Daniel fala que hoje há bem menos barreiras do que no passado, para os profissionais brasileiros. E dá algumas dicas: “eventos como Animotion, no Brasil; Blend, no Canadá; e F5, nos EUA;
são ótimas oportunidades de networking. Os estúdios estão de olho e as ofertas aparecerão”, afirma.
Vinícius Nadi diz estar animado com o futuro da profissão. “Cada vez mais somos profissionais moldando o cotidiano. Por isso nossa responsabilidade é gigante”, afirma.
Segundo ele, é importante ser uma esponja, absorvendo tudo ao redor o máximo possível, questionando a realidade das coisas. “A formação em design hoje em dia está cada vez mais fundida com outras áreas.

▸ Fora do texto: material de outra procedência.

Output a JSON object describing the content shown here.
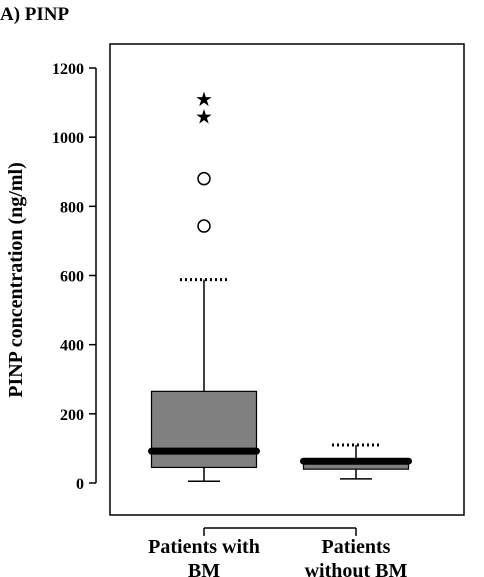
{
  "panel_title": "A) PINP",
  "chart_data": {
    "type": "boxplot",
    "ylabel": "PINP concentration (ng/ml)",
    "ylim": [
      -70,
      1300
    ],
    "yticks": [
      0,
      200,
      400,
      600,
      800,
      1000,
      1200
    ],
    "grid": false,
    "categories": [
      [
        "Patients with",
        "BM"
      ],
      [
        "Patients",
        "without BM"
      ]
    ],
    "series": [
      {
        "q1": 45,
        "median": 92,
        "q3": 265,
        "whisker_low": 5,
        "whisker_high": 588,
        "whisker_cap_high_style": "dotted",
        "outliers": [
          743,
          880
        ],
        "extremes": [
          1060,
          1110
        ]
      },
      {
        "q1": 40,
        "median": 63,
        "q3": 68,
        "whisker_low": 12,
        "whisker_high": 110,
        "whisker_cap_high_style": "dotted",
        "outliers": [],
        "extremes": []
      }
    ],
    "colors": {
      "box_fill": "#808080",
      "median": "#000000",
      "frame": "#000000"
    }
  }
}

Acho que mais do que técnica, a formação em design hoje é experiencial e para conexões”, conclui.
De Londres, ser generalista, no seu caso, como freelancer, ajuda muito. “Trabalho em Londres sempre haverá. Claro que, como em todo lugar, nem sempre os melhores. Mas tendo qualidades como determinação, foco, organização, coletividade e network, você só para se quiser”, explica.
Savignano lembra que o bom humor também é fundamental para sobreviver no competitivo mercado internacional.